Abstract

ABSTRACT This paper explores Donna Haraway's manifesto writing, focusing on the ethical prescription of how to relate with human and nonhuman others. Haraway prescribes a compass, however broad, about how the human species should connect with nonhumans, foregrounding unexpected kinships, multispecies flourishing, mutuality and the ability to respond to significant others. I call this an ethics of ‘plural relating’, a relating that regards potential partnerships with all existence on earth, irrespectively of their biological and cognitive status, from insects to dogs and bacteria to pigeons. I argue that while useful for opening affective bridges with nonhuman others, plural relating may end up advancing a loose and problematic figure of bonding that mirrors neoliberal ‘fluid’ relationalities.
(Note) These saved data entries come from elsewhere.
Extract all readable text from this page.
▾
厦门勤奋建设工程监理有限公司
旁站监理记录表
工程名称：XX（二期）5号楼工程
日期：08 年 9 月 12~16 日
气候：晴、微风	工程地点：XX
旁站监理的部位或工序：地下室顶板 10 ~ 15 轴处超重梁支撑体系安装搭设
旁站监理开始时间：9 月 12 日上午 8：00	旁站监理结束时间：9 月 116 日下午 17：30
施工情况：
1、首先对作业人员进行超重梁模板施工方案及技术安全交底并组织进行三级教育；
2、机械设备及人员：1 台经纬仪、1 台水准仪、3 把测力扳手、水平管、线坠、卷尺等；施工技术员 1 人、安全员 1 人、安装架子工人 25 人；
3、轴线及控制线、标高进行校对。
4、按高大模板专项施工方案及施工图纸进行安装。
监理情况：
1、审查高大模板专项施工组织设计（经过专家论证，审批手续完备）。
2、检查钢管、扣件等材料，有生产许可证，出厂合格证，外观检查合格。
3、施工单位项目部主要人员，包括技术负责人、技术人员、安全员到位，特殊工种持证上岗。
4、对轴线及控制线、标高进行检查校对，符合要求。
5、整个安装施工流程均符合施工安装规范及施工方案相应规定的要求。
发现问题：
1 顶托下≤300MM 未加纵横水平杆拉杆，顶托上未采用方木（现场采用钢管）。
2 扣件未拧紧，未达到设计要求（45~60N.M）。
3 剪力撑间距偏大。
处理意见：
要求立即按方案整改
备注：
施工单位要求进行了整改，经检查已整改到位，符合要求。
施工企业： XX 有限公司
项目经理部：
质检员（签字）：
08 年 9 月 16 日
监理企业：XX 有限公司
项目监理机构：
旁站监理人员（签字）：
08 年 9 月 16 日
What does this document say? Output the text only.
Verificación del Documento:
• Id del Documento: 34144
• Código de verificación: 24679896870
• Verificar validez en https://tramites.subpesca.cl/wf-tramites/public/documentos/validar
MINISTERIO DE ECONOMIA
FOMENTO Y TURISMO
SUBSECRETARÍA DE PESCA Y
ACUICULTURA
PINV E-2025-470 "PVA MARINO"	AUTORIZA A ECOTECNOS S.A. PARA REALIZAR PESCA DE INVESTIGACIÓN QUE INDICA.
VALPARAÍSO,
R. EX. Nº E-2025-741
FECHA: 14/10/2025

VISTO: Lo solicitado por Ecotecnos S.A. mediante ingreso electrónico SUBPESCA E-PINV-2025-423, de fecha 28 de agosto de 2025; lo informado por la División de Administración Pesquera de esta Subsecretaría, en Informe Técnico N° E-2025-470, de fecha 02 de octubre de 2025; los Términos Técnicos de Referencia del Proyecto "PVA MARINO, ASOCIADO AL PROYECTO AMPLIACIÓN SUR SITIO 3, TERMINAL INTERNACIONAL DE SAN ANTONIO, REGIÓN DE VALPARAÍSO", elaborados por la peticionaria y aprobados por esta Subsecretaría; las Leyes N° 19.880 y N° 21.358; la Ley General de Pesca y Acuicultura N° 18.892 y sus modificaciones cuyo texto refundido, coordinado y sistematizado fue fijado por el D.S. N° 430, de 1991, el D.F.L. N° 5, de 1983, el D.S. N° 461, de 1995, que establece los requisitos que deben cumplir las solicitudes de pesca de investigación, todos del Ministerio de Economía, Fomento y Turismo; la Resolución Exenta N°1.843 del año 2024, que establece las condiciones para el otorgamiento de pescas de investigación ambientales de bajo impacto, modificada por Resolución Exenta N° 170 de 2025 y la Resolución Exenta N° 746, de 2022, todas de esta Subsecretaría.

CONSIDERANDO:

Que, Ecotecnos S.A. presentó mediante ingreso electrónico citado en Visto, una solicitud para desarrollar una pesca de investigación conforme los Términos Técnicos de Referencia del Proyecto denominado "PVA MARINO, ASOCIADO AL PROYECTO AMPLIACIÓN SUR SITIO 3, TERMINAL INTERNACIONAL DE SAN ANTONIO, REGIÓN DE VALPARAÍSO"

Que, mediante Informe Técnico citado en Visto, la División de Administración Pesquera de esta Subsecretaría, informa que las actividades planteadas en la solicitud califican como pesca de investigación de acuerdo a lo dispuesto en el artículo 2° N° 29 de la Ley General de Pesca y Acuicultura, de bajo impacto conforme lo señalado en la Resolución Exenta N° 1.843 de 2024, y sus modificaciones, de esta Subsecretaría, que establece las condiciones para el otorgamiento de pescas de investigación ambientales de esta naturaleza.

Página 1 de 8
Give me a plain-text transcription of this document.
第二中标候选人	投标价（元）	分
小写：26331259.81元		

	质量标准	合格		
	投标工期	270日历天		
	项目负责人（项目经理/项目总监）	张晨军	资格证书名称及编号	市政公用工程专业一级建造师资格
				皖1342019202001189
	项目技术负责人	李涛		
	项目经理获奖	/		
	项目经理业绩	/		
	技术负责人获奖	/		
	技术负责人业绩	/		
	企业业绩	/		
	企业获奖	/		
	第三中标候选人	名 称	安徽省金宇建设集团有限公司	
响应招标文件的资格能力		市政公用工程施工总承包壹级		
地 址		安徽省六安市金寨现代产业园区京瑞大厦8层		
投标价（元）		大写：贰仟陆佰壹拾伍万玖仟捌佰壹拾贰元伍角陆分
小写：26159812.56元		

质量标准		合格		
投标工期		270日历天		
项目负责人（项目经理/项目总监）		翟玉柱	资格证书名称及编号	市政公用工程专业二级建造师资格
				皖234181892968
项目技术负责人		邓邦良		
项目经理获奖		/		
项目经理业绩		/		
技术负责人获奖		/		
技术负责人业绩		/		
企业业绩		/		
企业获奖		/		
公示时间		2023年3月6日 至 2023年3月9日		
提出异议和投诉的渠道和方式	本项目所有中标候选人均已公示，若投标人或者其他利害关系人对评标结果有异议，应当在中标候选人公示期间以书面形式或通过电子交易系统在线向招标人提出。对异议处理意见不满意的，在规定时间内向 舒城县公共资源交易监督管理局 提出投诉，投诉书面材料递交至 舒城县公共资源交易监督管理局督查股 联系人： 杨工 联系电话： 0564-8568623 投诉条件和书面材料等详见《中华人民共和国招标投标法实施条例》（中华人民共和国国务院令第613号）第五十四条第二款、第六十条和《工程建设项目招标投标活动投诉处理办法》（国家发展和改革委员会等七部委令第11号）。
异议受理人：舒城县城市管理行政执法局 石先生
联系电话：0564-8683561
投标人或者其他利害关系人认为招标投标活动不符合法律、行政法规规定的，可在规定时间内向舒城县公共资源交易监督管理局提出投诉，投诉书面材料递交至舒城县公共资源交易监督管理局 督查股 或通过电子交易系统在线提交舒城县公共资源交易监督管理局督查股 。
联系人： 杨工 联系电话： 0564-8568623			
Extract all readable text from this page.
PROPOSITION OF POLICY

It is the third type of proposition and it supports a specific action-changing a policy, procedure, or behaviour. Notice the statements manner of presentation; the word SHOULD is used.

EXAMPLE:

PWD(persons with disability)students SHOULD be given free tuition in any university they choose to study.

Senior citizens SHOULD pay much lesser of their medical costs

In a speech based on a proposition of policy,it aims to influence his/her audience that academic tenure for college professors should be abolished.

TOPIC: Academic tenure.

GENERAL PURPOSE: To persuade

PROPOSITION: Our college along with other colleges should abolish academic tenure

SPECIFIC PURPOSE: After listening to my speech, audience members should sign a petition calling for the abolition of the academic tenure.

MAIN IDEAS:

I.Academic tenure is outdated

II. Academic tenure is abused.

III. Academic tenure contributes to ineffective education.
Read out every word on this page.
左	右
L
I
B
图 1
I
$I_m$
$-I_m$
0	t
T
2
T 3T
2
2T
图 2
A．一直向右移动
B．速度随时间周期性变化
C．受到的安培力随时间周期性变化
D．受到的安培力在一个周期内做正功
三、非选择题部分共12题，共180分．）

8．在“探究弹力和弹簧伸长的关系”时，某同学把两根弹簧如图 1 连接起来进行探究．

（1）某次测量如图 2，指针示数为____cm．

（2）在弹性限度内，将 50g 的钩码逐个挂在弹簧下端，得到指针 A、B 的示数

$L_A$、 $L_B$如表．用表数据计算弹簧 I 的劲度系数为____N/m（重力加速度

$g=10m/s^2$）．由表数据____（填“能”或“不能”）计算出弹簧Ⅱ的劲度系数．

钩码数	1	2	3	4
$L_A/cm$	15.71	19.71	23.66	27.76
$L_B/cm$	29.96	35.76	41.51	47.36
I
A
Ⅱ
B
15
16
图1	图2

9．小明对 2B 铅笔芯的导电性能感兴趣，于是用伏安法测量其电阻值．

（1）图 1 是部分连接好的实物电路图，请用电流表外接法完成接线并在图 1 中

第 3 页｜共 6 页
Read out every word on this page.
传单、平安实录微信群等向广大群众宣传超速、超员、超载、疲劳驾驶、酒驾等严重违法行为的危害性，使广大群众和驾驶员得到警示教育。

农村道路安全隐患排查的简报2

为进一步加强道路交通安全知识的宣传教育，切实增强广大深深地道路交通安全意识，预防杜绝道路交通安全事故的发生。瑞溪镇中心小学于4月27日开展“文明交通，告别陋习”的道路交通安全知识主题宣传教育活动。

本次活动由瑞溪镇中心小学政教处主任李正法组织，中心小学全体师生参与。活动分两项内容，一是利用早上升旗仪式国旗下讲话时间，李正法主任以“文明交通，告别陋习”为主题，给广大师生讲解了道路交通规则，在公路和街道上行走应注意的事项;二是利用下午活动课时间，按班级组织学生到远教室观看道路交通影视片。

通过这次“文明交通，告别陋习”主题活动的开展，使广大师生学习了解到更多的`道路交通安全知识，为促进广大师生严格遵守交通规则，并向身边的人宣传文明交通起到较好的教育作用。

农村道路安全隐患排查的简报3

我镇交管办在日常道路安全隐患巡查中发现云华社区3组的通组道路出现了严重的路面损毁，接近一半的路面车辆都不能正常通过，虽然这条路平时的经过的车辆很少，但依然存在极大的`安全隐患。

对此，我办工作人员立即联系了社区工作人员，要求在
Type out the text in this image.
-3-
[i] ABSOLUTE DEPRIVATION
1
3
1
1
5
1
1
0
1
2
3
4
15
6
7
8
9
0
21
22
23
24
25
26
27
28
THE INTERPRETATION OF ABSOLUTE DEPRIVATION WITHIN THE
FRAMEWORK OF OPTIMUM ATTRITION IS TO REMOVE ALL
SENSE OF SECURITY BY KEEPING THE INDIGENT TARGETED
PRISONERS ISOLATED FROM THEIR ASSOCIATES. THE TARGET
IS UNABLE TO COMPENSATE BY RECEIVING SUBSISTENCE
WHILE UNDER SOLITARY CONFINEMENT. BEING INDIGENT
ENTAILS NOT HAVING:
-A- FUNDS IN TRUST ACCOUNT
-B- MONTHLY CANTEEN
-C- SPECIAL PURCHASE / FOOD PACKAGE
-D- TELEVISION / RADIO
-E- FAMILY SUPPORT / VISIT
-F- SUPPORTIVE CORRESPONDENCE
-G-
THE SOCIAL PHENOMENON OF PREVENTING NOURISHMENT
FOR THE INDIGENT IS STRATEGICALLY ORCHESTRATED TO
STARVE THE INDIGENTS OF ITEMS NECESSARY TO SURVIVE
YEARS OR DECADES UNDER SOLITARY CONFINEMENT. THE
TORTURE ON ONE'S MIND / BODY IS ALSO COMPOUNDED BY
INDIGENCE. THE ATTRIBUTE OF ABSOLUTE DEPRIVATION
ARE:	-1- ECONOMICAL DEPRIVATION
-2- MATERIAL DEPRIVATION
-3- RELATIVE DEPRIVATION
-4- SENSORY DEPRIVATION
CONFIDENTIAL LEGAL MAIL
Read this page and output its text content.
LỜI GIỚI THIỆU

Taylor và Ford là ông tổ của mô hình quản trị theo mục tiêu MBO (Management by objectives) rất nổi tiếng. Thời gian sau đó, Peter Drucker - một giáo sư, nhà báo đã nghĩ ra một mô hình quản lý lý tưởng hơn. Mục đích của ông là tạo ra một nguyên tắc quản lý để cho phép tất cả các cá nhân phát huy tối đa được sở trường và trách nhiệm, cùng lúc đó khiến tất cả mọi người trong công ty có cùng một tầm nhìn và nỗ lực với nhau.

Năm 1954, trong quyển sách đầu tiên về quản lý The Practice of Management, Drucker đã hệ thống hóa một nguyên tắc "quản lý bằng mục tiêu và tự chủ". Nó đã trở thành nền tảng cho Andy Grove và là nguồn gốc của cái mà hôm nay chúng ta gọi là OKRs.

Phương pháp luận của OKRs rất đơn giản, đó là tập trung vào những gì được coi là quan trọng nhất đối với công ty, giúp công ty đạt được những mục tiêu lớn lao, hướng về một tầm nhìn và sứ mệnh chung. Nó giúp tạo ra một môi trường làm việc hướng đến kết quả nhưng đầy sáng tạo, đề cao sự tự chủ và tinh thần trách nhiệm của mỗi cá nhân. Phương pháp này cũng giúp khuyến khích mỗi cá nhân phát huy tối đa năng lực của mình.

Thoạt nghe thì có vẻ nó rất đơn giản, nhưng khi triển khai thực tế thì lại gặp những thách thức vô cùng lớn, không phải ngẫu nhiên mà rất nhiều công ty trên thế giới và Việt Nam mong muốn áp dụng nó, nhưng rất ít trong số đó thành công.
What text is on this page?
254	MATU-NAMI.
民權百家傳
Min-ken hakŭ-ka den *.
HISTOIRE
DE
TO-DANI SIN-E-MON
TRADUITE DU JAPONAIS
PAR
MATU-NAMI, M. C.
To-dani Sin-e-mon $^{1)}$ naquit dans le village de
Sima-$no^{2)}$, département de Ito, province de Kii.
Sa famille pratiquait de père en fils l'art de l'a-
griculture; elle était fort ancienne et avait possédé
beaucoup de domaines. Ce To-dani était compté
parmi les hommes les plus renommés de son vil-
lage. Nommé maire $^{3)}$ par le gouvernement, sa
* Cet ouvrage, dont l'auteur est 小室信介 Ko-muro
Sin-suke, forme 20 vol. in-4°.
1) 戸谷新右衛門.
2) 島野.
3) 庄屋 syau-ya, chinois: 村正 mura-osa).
By discussing my own ethnographic research on an ‘invasive species’ and paying attention to the intensity of bonding and the agency of bonding parts, I hold that plural relating runs the danger of obscuring processes of social antagonism and reproducing structures of domination. I argue that the question should not just be how we relate with beneficial or harmful animal others but a more overall one: how do we relate with those others who share the same desire for changing or abolishing repressive institutions in a socio-economic context that favours partial relating? For this end, stronger figures of bonding, such as the comrade, have to be embraced.